Клара, конечно, умница, но и доктор не глуп. Говорить мне такие вещи это гладить меня по клюву. Как приятно, однако, принять в себя назад человеческое убеждение в форме научного закона! Это значит, что себе мы не верим. Нужна наука, чтобы убедить нас в том, что нам свойственно. По меньшей мере странна эта разлука человеческого и общезакономерного. Из этой трещины произрастает экология, заполняя ее.
— Хорошо, — говорю я, — мы любим тех, кто нам доверяет. Но нас в этом доверии поражает прежде всего то, что оно проявлено существом совершенно другой природы, — это нас трогает. Мы ни на минуту не забываем, что мы люди, а они — звери, сверху вниз. А они? За кого они нас считают, доверяя нам?
— Это сложный вопрос. Я придерживаюсь той точки зрения, что, живя с нами, они нас считают другими существами, но исключают из нашего вида своего хозяина.
— А его-то они за кого считают?
— Наверно, за вожака своего вида.
— Так что же, — возмутился я, — они не видят, что ли? Клара, что же, меня сейчас за ворону считает?.. — Я взмахнул руками, как крыльями, и Клара сердито шарахнулась. Я тут же спохватился и попробовал снова погладить по клюву — она отвернулась. Словно обиделась.
— Вас, конечно, нет. А вот Валерьяна Иннокентьевича она, вполне возможно, и считает вороной.
— Мужчиной-вороной?
— Это безусловно, — сказал доктор, — именно самцом.
— Ну уж извините… — усмехнулся я. — Не может же природа быть настолько слепа! Какой же он муж… то есть, простите, ворона?
— А вот представьте себе… — говорил доктор… Мы удалялась, пререкаясь, в дюны.
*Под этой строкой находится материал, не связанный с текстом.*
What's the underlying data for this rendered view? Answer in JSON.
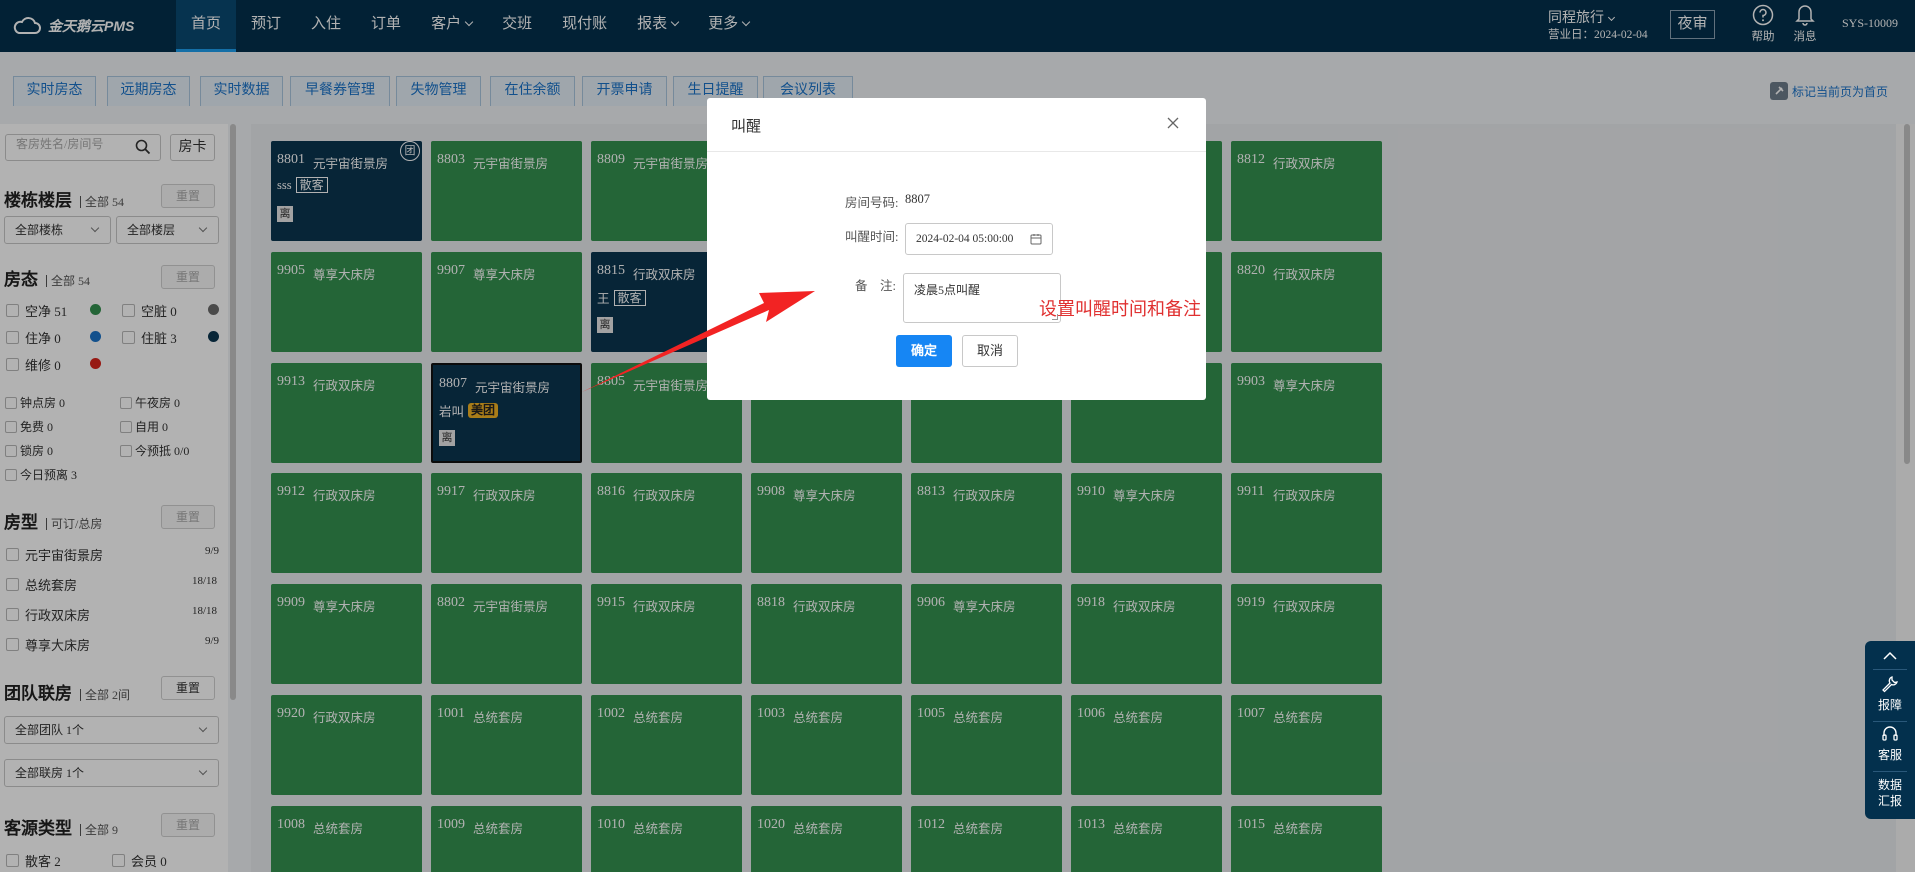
{
  "nav": {
    "logo": "金天鹅云PMS",
    "items": [
      "首页",
      "预订",
      "入住",
      "订单",
      "客户",
      "交班",
      "现付账",
      "报表",
      "更多"
    ],
    "hotel": "同程旅行",
    "business_date": "营业日：2024-02-04",
    "night_audit": "夜审",
    "help": "帮助",
    "messages": "消息",
    "user": "SYS-10009"
  },
  "tabs": [
    "实时房态",
    "远期房态",
    "实时数据",
    "早餐券管理",
    "失物管理",
    "在住余额",
    "开票申请",
    "生日提醒",
    "会议列表"
  ],
  "pin_label": "标记当前页为首页",
  "sidebar": {
    "search_placeholder": "客房姓名/房间号",
    "card_button": "房卡",
    "building": {
      "title": "楼栋楼层",
      "sub": "全部 54",
      "reset": "重置",
      "sel1": "全部楼栋",
      "sel2": "全部楼层"
    },
    "status": {
      "title": "房态",
      "sub": "全部 54",
      "reset": "重置",
      "items": [
        "空净 51",
        "空脏 0",
        "住净 0",
        "住脏 3",
        "维修 0"
      ],
      "colors": [
        "#34914f",
        "#6b6b6b",
        "#1a73c9",
        "#0b3550",
        "#d9241c"
      ],
      "flags": [
        "钟点房 0",
        "午夜房 0",
        "免费 0",
        "自用 0",
        "锁房 0",
        "今预抵 0/0",
        "今日预离 3"
      ]
    },
    "roomtype": {
      "title": "房型",
      "sub": "可订/总房",
      "reset": "重置",
      "items": [
        {
          "name": "元宇宙街景房",
          "count": "9/9"
        },
        {
          "name": "总统套房",
          "count": "18/18"
        },
        {
          "name": "行政双床房",
          "count": "18/18"
        },
        {
          "name": "尊享大床房",
          "count": "9/9"
        }
      ]
    },
    "group": {
      "title": "团队联房",
      "sub": "全部 2间",
      "reset": "重置",
      "sel1": "全部团队 1个",
      "sel2": "全部联房 1个"
    },
    "source": {
      "title": "客源类型",
      "sub": "全部 9",
      "reset": "重置",
      "items": [
        "散客 2",
        "会员 0"
      ]
    }
  },
  "rooms": [
    [
      {
        "num": "8801",
        "type": "元宇宙街景房",
        "occ": true,
        "guest": "sss",
        "tag": "散客",
        "leave": "离",
        "tuan": "团"
      },
      {
        "num": "8803",
        "type": "元宇宙街景房"
      },
      {
        "num": "8809",
        "type": "元宇宙街景房"
      },
      {
        "num": "",
        "type": ""
      },
      {
        "num": "",
        "type": ""
      },
      {
        "num": "",
        "type": ""
      },
      {
        "num": "8812",
        "type": "行政双床房"
      }
    ],
    [
      {
        "num": "9905",
        "type": "尊享大床房"
      },
      {
        "num": "9907",
        "type": "尊享大床房"
      },
      {
        "num": "8815",
        "type": "行政双床房",
        "occ": true,
        "guest": "王",
        "tag": "散客",
        "leave": "离"
      },
      {
        "num": "",
        "type": ""
      },
      {
        "num": "",
        "type": ""
      },
      {
        "num": "",
        "type": ""
      },
      {
        "num": "8820",
        "type": "行政双床房"
      }
    ],
    [
      {
        "num": "9913",
        "type": "行政双床房"
      },
      {
        "num": "8807",
        "type": "元宇宙街景房",
        "occ": true,
        "selected": true,
        "guest": "岩叫",
        "gold": "美团",
        "leave": "离"
      },
      {
        "num": "8805",
        "type": "元宇宙街景房"
      },
      {
        "num": "",
        "type": ""
      },
      {
        "num": "",
        "type": ""
      },
      {
        "num": "",
        "type": ""
      },
      {
        "num": "9903",
        "type": "尊享大床房"
      }
    ],
    [
      {
        "num": "9912",
        "type": "行政双床房"
      },
      {
        "num": "9917",
        "type": "行政双床房"
      },
      {
        "num": "8816",
        "type": "行政双床房"
      },
      {
        "num": "9908",
        "type": "尊享大床房"
      },
      {
        "num": "8813",
        "type": "行政双床房"
      },
      {
        "num": "9910",
        "type": "尊享大床房"
      },
      {
        "num": "9911",
        "type": "行政双床房"
      }
    ],
    [
      {
        "num": "9909",
        "type": "尊享大床房"
      },
      {
        "num": "8802",
        "type": "元宇宙街景房"
      },
      {
        "num": "9915",
        "type": "行政双床房"
      },
      {
        "num": "8818",
        "type": "行政双床房"
      },
      {
        "num": "9906",
        "type": "尊享大床房"
      },
      {
        "num": "9918",
        "type": "行政双床房"
      },
      {
        "num": "9919",
        "type": "行政双床房"
      }
    ],
    [
      {
        "num": "9920",
        "type": "行政双床房"
      },
      {
        "num": "1001",
        "type": "总统套房"
      },
      {
        "num": "1002",
        "type": "总统套房"
      },
      {
        "num": "1003",
        "type": "总统套房"
      },
      {
        "num": "1005",
        "type": "总统套房"
      },
      {
        "num": "1006",
        "type": "总统套房"
      },
      {
        "num": "1007",
        "type": "总统套房"
      }
    ],
    [
      {
        "num": "1008",
        "type": "总统套房"
      },
      {
        "num": "1009",
        "type": "总统套房"
      },
      {
        "num": "1010",
        "type": "总统套房"
      },
      {
        "num": "1020",
        "type": "总统套房"
      },
      {
        "num": "1012",
        "type": "总统套房"
      },
      {
        "num": "1013",
        "type": "总统套房"
      },
      {
        "num": "1015",
        "type": "总统套房"
      }
    ]
  ],
  "modal": {
    "title": "叫醒",
    "room_label": "房间号码:",
    "room_value": "8807",
    "time_label": "叫醒时间:",
    "time_value": "2024-02-04 05:00:00",
    "remark_label": "备　注:",
    "remark_value": "凌晨5点叫醒",
    "ok": "确定",
    "cancel": "取消"
  },
  "annotation": "设置叫醒时间和备注",
  "float_panel": [
    "报障",
    "客服",
    "数据",
    "汇报"
  ],
  "colors": {
    "nav_bg": "#03304d",
    "vacant": "#34914f",
    "occupied": "#0b3550",
    "primary": "#1686f4",
    "annotation": "#e03030"
  }
}
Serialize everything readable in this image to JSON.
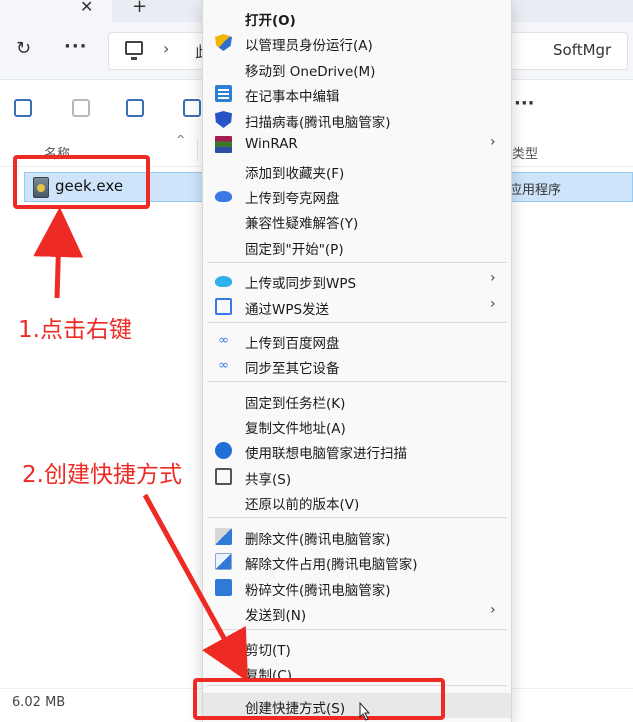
{
  "explorer": {
    "tab_close": "✕",
    "tab_new": "+",
    "refresh": "↻",
    "more": "···",
    "address": {
      "segment_visible_left": "此",
      "segment_visible_right": "SoftMgr",
      "chevron": "›"
    },
    "toolbar_more": "···",
    "columns": {
      "name": "名称",
      "type": "类型",
      "sort_indicator": "^"
    },
    "file": {
      "name": "geek.exe",
      "type": "应用程序"
    },
    "status": {
      "size": "6.02 MB"
    }
  },
  "context_menu": {
    "items": [
      {
        "label": "打开(O)",
        "icon": "none",
        "bold": true,
        "submenu": false
      },
      {
        "label": "以管理员身份运行(A)",
        "icon": "uac-shield-icon",
        "submenu": false
      },
      {
        "label": "移动到 OneDrive(M)",
        "icon": "none",
        "submenu": false
      },
      {
        "label": "在记事本中编辑",
        "icon": "notepad-icon",
        "submenu": false
      },
      {
        "label": "扫描病毒(腾讯电脑管家)",
        "icon": "tencent-shield-icon",
        "submenu": false
      },
      {
        "label": "WinRAR",
        "icon": "winrar-icon",
        "submenu": true
      },
      {
        "label": "添加到收藏夹(F)",
        "icon": "none",
        "submenu": false
      },
      {
        "label": "上传到夸克网盘",
        "icon": "quark-cloud-icon",
        "submenu": false
      },
      {
        "label": "兼容性疑难解答(Y)",
        "icon": "none",
        "submenu": false
      },
      {
        "label": "固定到\"开始\"(P)",
        "icon": "none",
        "submenu": false
      },
      {
        "label": "上传或同步到WPS",
        "icon": "wps-cloud-icon",
        "submenu": true
      },
      {
        "label": "通过WPS发送",
        "icon": "wps-send-icon",
        "submenu": true
      },
      {
        "label": "上传到百度网盘",
        "icon": "baidu-cloud-icon",
        "submenu": false
      },
      {
        "label": "同步至其它设备",
        "icon": "baidu-sync-icon",
        "submenu": false
      },
      {
        "label": "固定到任务栏(K)",
        "icon": "none",
        "submenu": false
      },
      {
        "label": "复制文件地址(A)",
        "icon": "none",
        "submenu": false
      },
      {
        "label": "使用联想电脑管家进行扫描",
        "icon": "lenovo-icon",
        "submenu": false
      },
      {
        "label": "共享(S)",
        "icon": "share-icon",
        "submenu": false
      },
      {
        "label": "还原以前的版本(V)",
        "icon": "none",
        "submenu": false
      },
      {
        "label": "删除文件(腾讯电脑管家)",
        "icon": "delete-broom-icon",
        "submenu": false
      },
      {
        "label": "解除文件占用(腾讯电脑管家)",
        "icon": "unlock-file-icon",
        "submenu": false
      },
      {
        "label": "粉碎文件(腾讯电脑管家)",
        "icon": "shred-icon",
        "submenu": false
      },
      {
        "label": "发送到(N)",
        "icon": "none",
        "submenu": true
      },
      {
        "label": "剪切(T)",
        "icon": "none",
        "submenu": false
      },
      {
        "label": "复制(C)",
        "icon": "none",
        "submenu": false
      },
      {
        "label": "创建快捷方式(S)",
        "icon": "none",
        "submenu": false,
        "hovered": true
      }
    ],
    "submenu_arrow": "›"
  },
  "annotations": {
    "step1": "1.点击右键",
    "step2": "2.创建快捷方式",
    "color": "#ee2a24"
  },
  "colors": {
    "selection": "#cde4fa",
    "menu_bg": "#f9f9f9",
    "accent": "#3b78e7"
  }
}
(Клара погибла, но не от кошки. Ее заклевали вороны. Но не вороны, а вороны. За разницу в ударении.)
Мысль, если она мысль, проникает в голову мгновенно, словно всегда там была… Это тоже мысль. «Все мысль да мысль! Художник бедный слова…»
Мысли в экологии удовлетворяют прежде всего по этому признаку: они очевидны. Это, к сожалению, не значит, что они вам сами в голову пришли. Хотя вам вполне может так показаться. Не знаю уж почему, мне такое качество мысли кажется наиболее привлекательным ее достоинством. Мыслить естественно, не обязательно каждый раз кричать «эврика»! Пафос и пышность мысли-выскочки, стремящейся в одиночестве возвыситься над поверхностью реальности, свидетельствует прежде всего о том, как редко она заходит в голову ее торжествующему обладателю (здесь обязательная застолбленность, поименованность каждого соображения). Парадоксальность, эффектность, изощренность начинают выступать едва ли не как самостоятельные признаки желание мысли быть узнанной и признанной оттесняет назначение, блеск вторичных признаков ослепляет смысл. Это общая тенденция: скажем, и стихи стали писать столь технично, что поэзия жаждет вдохновенного дилетанта, а возможность произнести что-нибудь новенькое исключает квалификацию, она сродни невежеству. В общем, сказать новое можно лишь снова и снова начиная сначала, научиться этому нельзя, необходимо разучиться. Это кто же там маячит на горизонте, все не приближаясь?.. Такой восторженный, развевающийся, с сверканием глаз и бьющимся сердцем, который все забыл из того, что все мы наизусть с пеленок знаем?.. Любитель. Любитель машет нам белым флагом неведения: идите сюда, здесь! На флаге, случайной тряпице, узелками привязанной к ветке, начертано: люблю живое. В нашем мире, таком не стоящем на месте, буксующем в своем постоянном развитии — прогрессирующем, если что-то и в силах обернуть свое, усложненное до утраты, значение, так это любительство: от Ламарка до Лоренца расстояние ничем не покрыто, между ними два века вытоптано головокружительным развитием науки. Абсолютным гением оказался лишь монах, сеявший горох на двух грядках… любитель-огородник Мендель.